In this podcast, I’ll try a new format, a solo riff on mentoring. Last week’s podcast on talent; how to attract it and how to keep it, resonated. So, I’ll do a deeper dive into mentoring through the lens of three decisions I’ve made, one practical, one principled, and one whimsical or weird.

 

There are seven parts of The Entrepreneur’s Ethic. Kauffman’s work exemplifies Ethic 7: Mentor in All Directions. This is the teaching and learning-orientation of entrepreneurship.

 

Good Reads 

 

 

 

 

 

Three Things I Think (I Think)

 

If you’re a sports fan you’ve probably heard of a coaching tree. Coaching trees are common, for example, in the National Football League and most coaches in the NFL can trace their lineage back to a certain head coach for whom they previously worked as an assistant.

 

The largest coaching tree currently belongs to Kansas City Chiefs head coach Andy Reid. Five different active head coaches spent time on Reid’s staff, including Los Angeles Rams head coach Sean McDermott, who's  won a Superbowl himself.

 

People outside of sports have coaching trees too. Mentoring is part of leadership whether at a business, a university or any type of organization aiming for impact.

 

1.     I think the best mentoring is done through asking questions. Especially if you hang out around young people, you’ll get asked for advice. And providing specific advice around tactical decisions is fine. But larger questions are strategic, not tactical. Don’t let people delegate their decisions to you. I’ve found the best methodology to ask, in various ways, ‘what do you want?’ And often, people don’t really know what they want. So, your role in asking what they want is to nudge them a little closer to understanding or admitting their answer to that core question.

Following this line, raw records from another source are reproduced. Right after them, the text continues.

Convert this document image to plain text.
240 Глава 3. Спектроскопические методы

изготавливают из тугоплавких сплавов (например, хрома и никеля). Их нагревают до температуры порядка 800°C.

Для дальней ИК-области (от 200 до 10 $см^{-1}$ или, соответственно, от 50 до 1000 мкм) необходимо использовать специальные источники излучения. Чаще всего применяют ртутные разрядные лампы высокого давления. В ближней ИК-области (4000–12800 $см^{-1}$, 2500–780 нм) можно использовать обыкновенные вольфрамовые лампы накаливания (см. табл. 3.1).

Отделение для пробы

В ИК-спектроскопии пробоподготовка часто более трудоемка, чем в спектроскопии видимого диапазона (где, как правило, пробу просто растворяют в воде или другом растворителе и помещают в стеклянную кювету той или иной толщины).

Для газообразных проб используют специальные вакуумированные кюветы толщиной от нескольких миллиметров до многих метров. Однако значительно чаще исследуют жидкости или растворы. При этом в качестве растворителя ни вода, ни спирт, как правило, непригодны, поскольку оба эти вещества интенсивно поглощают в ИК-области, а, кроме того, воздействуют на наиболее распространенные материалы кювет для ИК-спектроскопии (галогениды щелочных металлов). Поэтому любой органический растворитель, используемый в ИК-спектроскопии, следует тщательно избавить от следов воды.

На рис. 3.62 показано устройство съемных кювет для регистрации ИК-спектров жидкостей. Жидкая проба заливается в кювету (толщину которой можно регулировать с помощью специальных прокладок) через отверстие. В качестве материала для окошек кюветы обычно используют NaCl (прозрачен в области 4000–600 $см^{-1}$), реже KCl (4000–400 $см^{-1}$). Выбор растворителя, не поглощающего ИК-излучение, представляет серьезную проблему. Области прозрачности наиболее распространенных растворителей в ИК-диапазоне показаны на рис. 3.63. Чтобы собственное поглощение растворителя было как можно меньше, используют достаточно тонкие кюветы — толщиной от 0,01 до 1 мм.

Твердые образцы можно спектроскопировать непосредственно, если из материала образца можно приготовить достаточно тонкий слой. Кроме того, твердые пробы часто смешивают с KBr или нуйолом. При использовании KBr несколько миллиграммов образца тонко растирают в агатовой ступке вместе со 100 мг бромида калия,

2.     I think mentoring, at its best, helps others become the best version of themselves. I tell a story in this week’s podcast about a very productive employee who was offered a position at another company. It. Was. Difficult. But my best way to respond to her opportunity wasn’t a counteroffer. It was to congratulate her on the opportunity and let her move on to another business.

3.     I think we need to tell stories that celebrate other people at their best, whether mentoring or anything else. In 2005, Patti and I took our kids, then aged 10, 8, and 6, on a history excursion of sorts. We’d read an article about the history of the Underground Railroad in Iowa and went to visit sites like the Todd House in Tabor, the Hitchcock House in Lewis, and the Jordan House in West Des Moines. Nerd family? Yeah! I thought the stories of moral courage of the characters that had participated in the Underground Railroad, people like James Jordan, J.B. Grinnell, and many others, needed to be told. So, I began to draft the outline of an historic fiction book placed in February 1859 when famed abolitionist John Brown made his last trip across Iowa. He was on the path ultimately to his attempt to create an insurrection by seizing the federal armory at Harper’s Ferry, Virginia, an event described by some as the spark that began the Civil War. I never finished the book, but ultimately Patti did, resulting in the 2020 publication of The Only Free Road. Mentoring can come from taking inspiration from others. So, help with the story telling, whatever form it may take.



Farm to My Table


Sausage and sausage making take the brunt of many jokes. But the artisan sausage we try is much better than legislation. This week we tried LandJaeger from Driftless Provisions in southwest Wisconsin.